Working with a young crew

I can still remember my first match. I was an Assistant Referee for a u10 game. Safe to say, I wasn't great. 

I specifically remember one moment in the match where as AR1, I was about 10 feet inside of the other half of the field from where I should've been. The coach, politely said "Why are you over here. You can't call Offside in our defensive half." I replied, not wanting to look like an idiot "I'm just getting ready" or something stupid like that. 

Making the decision to become a referee isn't easy. And I did it as a 40 year old man who played as a youth, coached for over 6 years and watched the game every chance I could! I thought I knew plenty to be a good referee. How wrong I was.

When my son started at 10 years old, he had me alongside him. We worked almost every game together. We were a team on and off the pitch. After the game, we could reflect on the game and deal with challenging decisions together. Had I not been there, I'm not sure he would've stuck with it for over 7 years. It can be intimidating to say the least. 

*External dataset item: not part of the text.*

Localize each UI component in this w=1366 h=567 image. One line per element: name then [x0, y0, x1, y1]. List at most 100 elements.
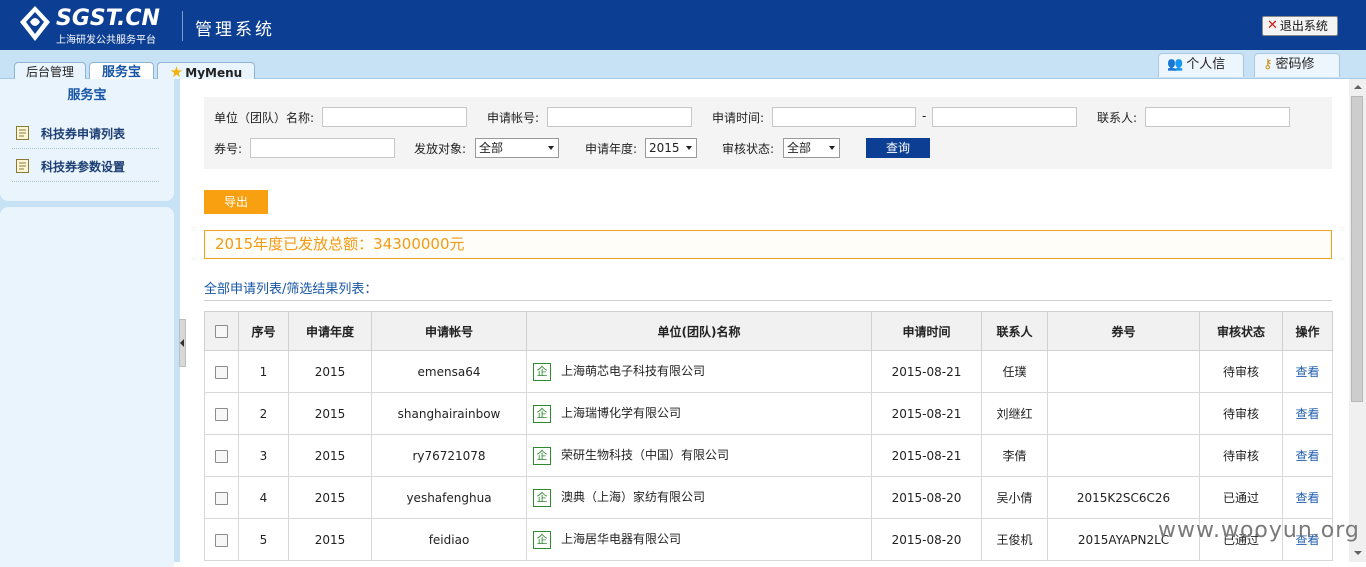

That is why I really go out of my way to make new youth referees feel as comfortable as possible and do everything I can to help them be the best they can be. Yesterday I worked with 2 young refs. One who started in the fall and one who was on his first day!!! Both of them did great.

Young Ava, who was in her first year, looked very professional on the pitch. I was very impressed. Her positioning could be improved especially on plays around the goal line, but otherwise, she will make a great ref. 

Johnny, who was only in his third match ever on his first day, was willing to listen and learn. That is critical! As expected his flag mechanics and foot positioning need the most coaching. Getting the 45 degree angle right on throw-ins, holding his flag straight up and being confident on Offside calls was his greatest opportunity for improvement. 

When working with young refs, it's important to be positive and only give limited instruction. Giving them any more than one or two things will be overkill. Personally, I want us to be on the same page with eye contact and for flag mechanics to be tight. If we look good as a team, it will go a long way to making sure we have credibility on the pitch.

Starting anything new isn't easy. These two young teens have made a bold decision to get a job, become a referee and start earning money well before their peers. I hope their interaction with me was positive, gave them some confidence and encouraged them to stick with it for years to come.